Make seasonal trees using items from around the house or classroom. Cover a tube either with paper or by painting it. Snip around one end to make the roots. (We all know children love to snip with scissors!) Wrap a sheet of plain or colored paper around scrunched up newspaper and wrap some tape around to make a handle; it will look like a lollipop! Hold this handle while you paint the top of the tree, if you are painting. You may prefer to stick cut-outs, such as leaves, fruit or flowers, on the crown of the tree. Be creative! If you glue underneath the roots, you can stick the tree onto a base, maybe as part of a forest or orchard, or next to a house. We would make mini milk carton houses and each child would stick a house and tree on a base. The children would then decorate the base, making pathways, hedges and flower beds.

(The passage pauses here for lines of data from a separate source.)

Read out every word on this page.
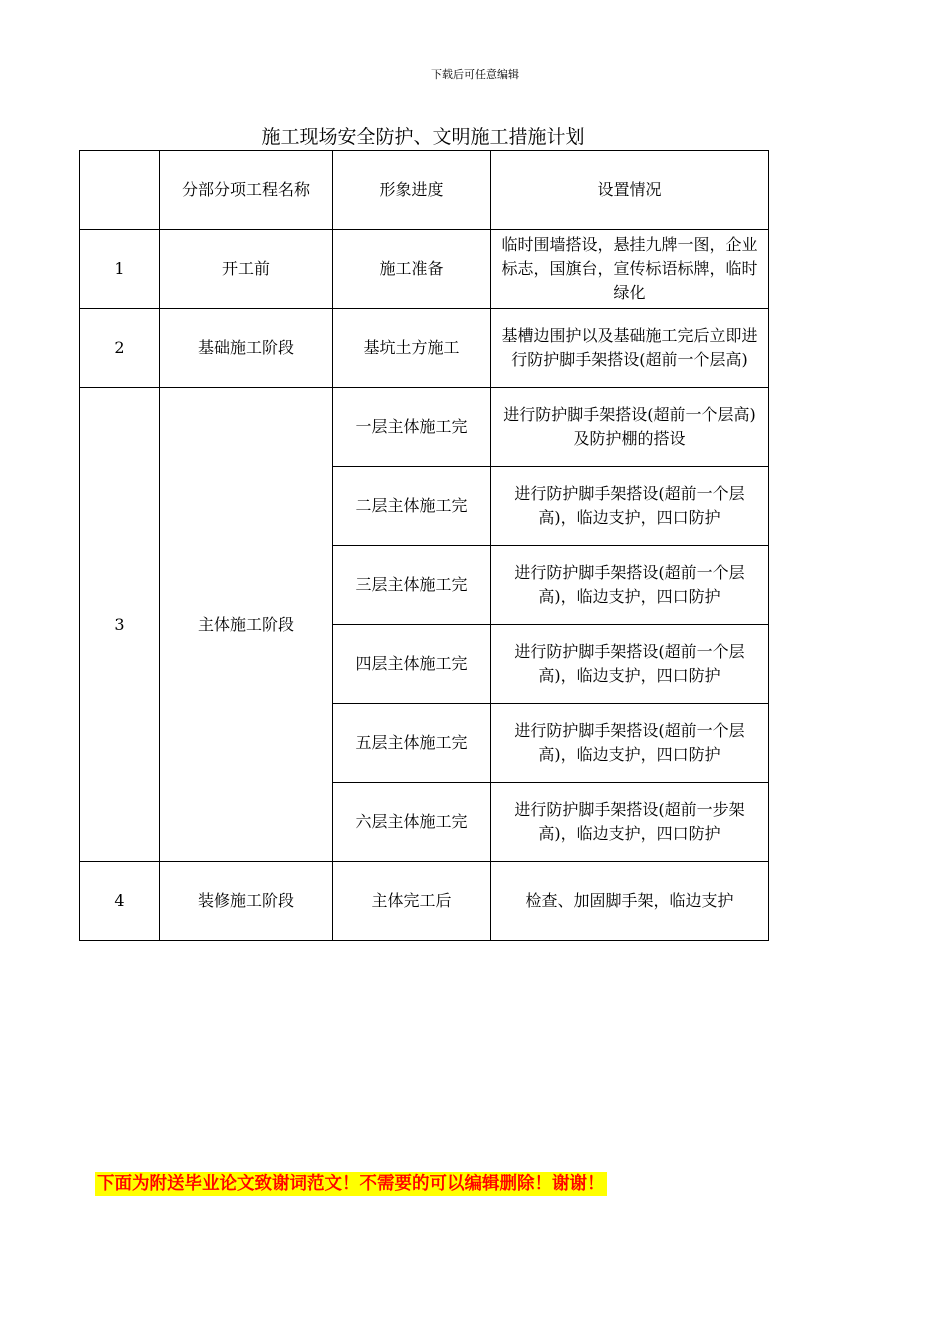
下载后可任意编辑
施工现场安全防护、文明施工措施计划
	分部分项工程名称	形象进度	设置情况
1	开工前	施工准备	临时围墙搭设，悬挂九牌一图，企业标志，国旗台，宣传标语标牌，临时绿化
2	基础施工阶段	基坑土方施工	基槽边围护以及基础施工完后立即进行防护脚手架搭设(超前一个层高)
3	主体施工阶段	一层主体施工完	进行防护脚手架搭设(超前一个层高)及防护棚的搭设
		二层主体施工完	进行防护脚手架搭设(超前一个层高)，临边支护，四口防护
		三层主体施工完	进行防护脚手架搭设(超前一个层高)，临边支护，四口防护
		四层主体施工完	进行防护脚手架搭设(超前一个层高)，临边支护，四口防护
		五层主体施工完	进行防护脚手架搭设(超前一个层高)，临边支护，四口防护
		六层主体施工完	进行防护脚手架搭设(超前一步架高)，临边支护，四口防护
4	装修施工阶段	主体完工后	检查、加固脚手架，临边支护
下面为附送毕业论文致谢词范文！不需要的可以编辑删除！谢谢！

All you need for this well loved craft is a cardboard tube, a strip of green paper for the leaves, either paper or paint for the trunk, a pair of scissors, and any kind of letter stickers or cut outs. Your preschooler can do pretty much everything. First either paint the trunk or cover it with paper. Snip around one end to make the roots so your tree will stand up. Take a long strip of green paper. The width should be about double the height of the tube. Fold the green paper in half lengthwise. Cut strips along the green paper, but only up to the crease. When finished, roll up the paper. Pop the uncut part of the paper into the tube. The roll will probably spring open a bit to fit itself in the tube. Arrange the 'leaves', if necessary. Stick the letters on the tree - on the leaves, up the trunk - wherever you want!